Few medical conditions mirror the pain of a burst appendix. But women with a ruptured ovarian cyst say it comes close. “I couldn’t walk or put pressure on my right leg because the pain was so excruciating,” says Sarah Fey, 38, who has type 1 von Willebrand disease (VWD). “I thought maybe I was having appendicitis,” says the project coordinator from Gilbert, Arizona.
Therein lies the problem—confusion about ovarian cysts and their complications. Women with bleeding disorders need to know if they’re susceptible to ovarian cysts and how to manage them.
Every month, the body prepares for pregnancy by forming a follicle, a fluid-filled sac, around the egg. Normally, the follicle breaks open, releases the egg, then dissolves. However, if the follicle fails to open or dissolve, a cyst forms. As fluid builds up in it, this follicular, or functional, cyst grows. According to the US Centers for Disease Control and Prevention (CDC), ovarian cysts are common during the childbearing years. Most go away on their own without issue.
But the situation is different for women with bleeding disorders, says Andra H. James, MD, ob/gyn at the University of Virginia School of Medicine in Charlottesville. That’s because these women can bleed even during normal ovulation, when the egg is released from the follicular sac. And the bleeding can be significant. “They’re at risk for hemorrhagic ovarian cysts,” James says. “They can bleed into the sac itself and into the abdomen.”
An emergency room visit six years ago led to the discovery that Brooke Connell, 31, was prone to ovarian cysts. “I had a hemorrhagic ovarian cyst that ruptured,” says the PR/marketing specialist from Kansas City, Missouri. “When they did the ultrasound, they could see the blood around it.”
Connell, who has type III VWD, was then diagnosed with polycystic ovary syndrome, the inability to produce mature follicles. To get pregnant, she’s undergone treatments for infertility. “During several cycles we’ve had to stop the medication that stimulates the ovaries to produce more eggs because I’ve had large cysts on one or both ovaries,” says Connell.
Ovarian cysts also occur in women with other bleeding disorders, such as hemophilia, rare factor deficiencies and platelet defects.
Subtle and serious symptoms
Mild ovarian cyst symptoms can be easily dismissed.
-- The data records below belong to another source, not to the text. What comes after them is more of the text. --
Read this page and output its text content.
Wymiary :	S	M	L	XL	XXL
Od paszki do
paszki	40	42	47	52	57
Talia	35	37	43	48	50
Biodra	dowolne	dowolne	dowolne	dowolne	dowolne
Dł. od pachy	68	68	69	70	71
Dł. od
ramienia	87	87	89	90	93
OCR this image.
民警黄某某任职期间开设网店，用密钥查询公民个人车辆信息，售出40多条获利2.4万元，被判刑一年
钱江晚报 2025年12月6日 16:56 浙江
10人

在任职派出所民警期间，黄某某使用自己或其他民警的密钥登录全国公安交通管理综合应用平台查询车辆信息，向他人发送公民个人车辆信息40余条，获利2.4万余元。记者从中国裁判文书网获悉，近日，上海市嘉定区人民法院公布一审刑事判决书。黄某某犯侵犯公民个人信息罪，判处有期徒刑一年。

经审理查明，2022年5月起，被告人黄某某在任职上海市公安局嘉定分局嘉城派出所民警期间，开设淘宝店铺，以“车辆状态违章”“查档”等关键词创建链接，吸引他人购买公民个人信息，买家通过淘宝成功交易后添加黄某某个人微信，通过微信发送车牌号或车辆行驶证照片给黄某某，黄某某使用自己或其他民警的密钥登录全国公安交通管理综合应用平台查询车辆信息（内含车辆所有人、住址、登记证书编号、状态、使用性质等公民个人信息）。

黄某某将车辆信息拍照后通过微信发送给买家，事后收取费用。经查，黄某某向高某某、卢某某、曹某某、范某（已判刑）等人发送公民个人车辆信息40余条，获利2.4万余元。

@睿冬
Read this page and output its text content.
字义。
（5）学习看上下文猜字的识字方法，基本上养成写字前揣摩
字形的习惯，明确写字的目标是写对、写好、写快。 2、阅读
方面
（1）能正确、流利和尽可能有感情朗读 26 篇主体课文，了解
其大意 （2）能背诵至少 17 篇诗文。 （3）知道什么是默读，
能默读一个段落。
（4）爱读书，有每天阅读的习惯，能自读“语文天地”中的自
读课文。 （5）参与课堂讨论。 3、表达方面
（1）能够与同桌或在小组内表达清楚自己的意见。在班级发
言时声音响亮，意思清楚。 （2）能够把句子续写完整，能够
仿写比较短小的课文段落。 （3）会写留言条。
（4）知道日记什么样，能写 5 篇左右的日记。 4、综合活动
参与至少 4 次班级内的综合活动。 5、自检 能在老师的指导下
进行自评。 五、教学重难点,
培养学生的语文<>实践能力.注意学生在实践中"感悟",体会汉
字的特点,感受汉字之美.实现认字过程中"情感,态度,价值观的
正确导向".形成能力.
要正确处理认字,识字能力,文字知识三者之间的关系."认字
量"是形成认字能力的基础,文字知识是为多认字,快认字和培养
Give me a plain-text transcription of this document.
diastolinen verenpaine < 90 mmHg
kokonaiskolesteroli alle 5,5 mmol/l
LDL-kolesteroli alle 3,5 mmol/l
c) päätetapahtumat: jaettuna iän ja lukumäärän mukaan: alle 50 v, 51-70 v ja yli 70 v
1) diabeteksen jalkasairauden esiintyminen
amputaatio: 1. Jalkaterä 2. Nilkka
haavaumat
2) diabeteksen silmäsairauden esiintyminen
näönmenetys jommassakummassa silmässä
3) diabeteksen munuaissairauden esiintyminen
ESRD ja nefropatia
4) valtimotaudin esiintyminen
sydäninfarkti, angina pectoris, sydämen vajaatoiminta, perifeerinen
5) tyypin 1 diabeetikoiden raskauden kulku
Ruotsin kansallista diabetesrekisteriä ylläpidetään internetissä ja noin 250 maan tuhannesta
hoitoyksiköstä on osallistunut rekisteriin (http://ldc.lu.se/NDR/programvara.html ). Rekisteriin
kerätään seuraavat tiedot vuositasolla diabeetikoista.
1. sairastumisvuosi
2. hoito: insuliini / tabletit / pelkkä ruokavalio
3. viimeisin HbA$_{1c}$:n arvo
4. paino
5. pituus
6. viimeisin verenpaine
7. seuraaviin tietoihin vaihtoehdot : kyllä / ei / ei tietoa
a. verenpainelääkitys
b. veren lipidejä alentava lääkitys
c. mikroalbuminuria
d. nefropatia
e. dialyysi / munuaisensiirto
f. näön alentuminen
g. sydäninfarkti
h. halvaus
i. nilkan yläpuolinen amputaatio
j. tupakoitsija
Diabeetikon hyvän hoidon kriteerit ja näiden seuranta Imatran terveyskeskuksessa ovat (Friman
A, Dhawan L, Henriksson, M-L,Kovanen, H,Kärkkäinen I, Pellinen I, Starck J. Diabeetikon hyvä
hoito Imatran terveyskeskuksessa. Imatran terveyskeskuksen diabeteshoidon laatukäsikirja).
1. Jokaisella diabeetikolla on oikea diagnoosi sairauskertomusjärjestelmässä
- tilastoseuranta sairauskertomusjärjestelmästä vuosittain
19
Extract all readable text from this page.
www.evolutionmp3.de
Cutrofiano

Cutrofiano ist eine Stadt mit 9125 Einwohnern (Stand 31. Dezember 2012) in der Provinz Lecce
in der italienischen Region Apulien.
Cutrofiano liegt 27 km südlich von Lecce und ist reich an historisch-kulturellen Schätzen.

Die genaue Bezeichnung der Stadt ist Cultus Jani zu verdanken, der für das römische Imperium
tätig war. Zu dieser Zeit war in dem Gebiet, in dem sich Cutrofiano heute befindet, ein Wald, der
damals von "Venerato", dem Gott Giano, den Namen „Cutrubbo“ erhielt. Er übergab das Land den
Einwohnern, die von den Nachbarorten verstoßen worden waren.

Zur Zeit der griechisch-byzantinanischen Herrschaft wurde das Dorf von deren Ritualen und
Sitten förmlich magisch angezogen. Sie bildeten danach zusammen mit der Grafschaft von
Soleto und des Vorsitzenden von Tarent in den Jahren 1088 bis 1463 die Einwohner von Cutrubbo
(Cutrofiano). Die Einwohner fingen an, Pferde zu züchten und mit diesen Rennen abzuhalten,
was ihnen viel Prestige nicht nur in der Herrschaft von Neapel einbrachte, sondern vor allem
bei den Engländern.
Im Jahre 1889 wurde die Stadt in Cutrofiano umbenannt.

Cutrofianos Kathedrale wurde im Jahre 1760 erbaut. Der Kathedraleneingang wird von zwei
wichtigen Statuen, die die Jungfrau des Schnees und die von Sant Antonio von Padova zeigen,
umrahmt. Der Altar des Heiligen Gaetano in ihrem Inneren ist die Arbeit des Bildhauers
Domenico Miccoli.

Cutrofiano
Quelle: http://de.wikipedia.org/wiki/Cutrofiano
For instance, stomach pain, bloating and a dull ache in the back can be mistaken for premenstrual syndrome. Fey experienced a cluster of such symptoms in 2013. Pressure in her abdomen was one sign. “I felt full even at times when I was hungry,” she says. Needing to urinate at night was chalked up to aging. But heavier menstrual bleeding sent her to her doctor. “An ultrasound last fall revealed cysts on both sides,” she says.
The larger the cyst, the more pain a woman will feel, says James. When they’re about 5–10 cm (2–4 inches), they can begin to cause problems. Connell’s was 6 cm (2 1/3 inches) when it ruptured. Ruptured cysts can cause internal bleeding, sometimes with severe pain. “Very large cysts can cause the ovary to twist on itself, but that’s in extreme cases,” James says. This torsion of the ovary can cut off blood supply, resulting in permanent infertility.
Treatment for ovarian cysts depends on several factors. If they’re small and asymptomatic, they may resolve on their own within three months or so. Although Fey currently has cysts on both ovaries, she’s not anxious. “They’re non-fluid-filled, so they are not a concern at this time,” she says.
Sometimes conservative measures are called for when a woman has hemorrhagic ovarian cysts. “We’ll try to correct the underlying bleeding problem and watch the woman very carefully in the hospital until the symptoms improve,” says James. But other times surgery is needed to remove a cyst or damaged ovary, especially if there’s acute pain and severe bleeding.
Contraceptives can prevent ovarian cyst formation by inhibiting ovulation. The progesterone-estrogen combination pills that contain the same daily dose (monophasic), Depo-Provera injections and subdermal implants containing the hormone etonogestrel are all effective. “Only these methods are going to protect a woman from hemorrhagic ovarian cysts,” says James. Progestin-only pills and the levonorgestrel-containing IUD, often prescribed for women with bleeding disorders who have menorrhagia (heavy menstrual bleeding), however, do not work, she adds.
Chances are, most women are not familiar with ovarian cysts. “My mom has mild VWD, but she never had cysts,” Connell says. Much of her information and support have come from her hemophilia treatment center (HTC). “I am in contact with my nurse at the HTC a lot, so if I ever have trouble, I just call her,” she says. “She’s been a blessing when it comes to communicating with my other doctors about the plan for me or when I should dose.”
Healthcare providers also need education about the risk of hemorrhagic ovarian cysts in women with bleeding disorders. “We’ve educated around this over the last decade, so more of them know about it,” James says. Patients can take the lead, too. “Even as a teenager, women need to begin this discussion.”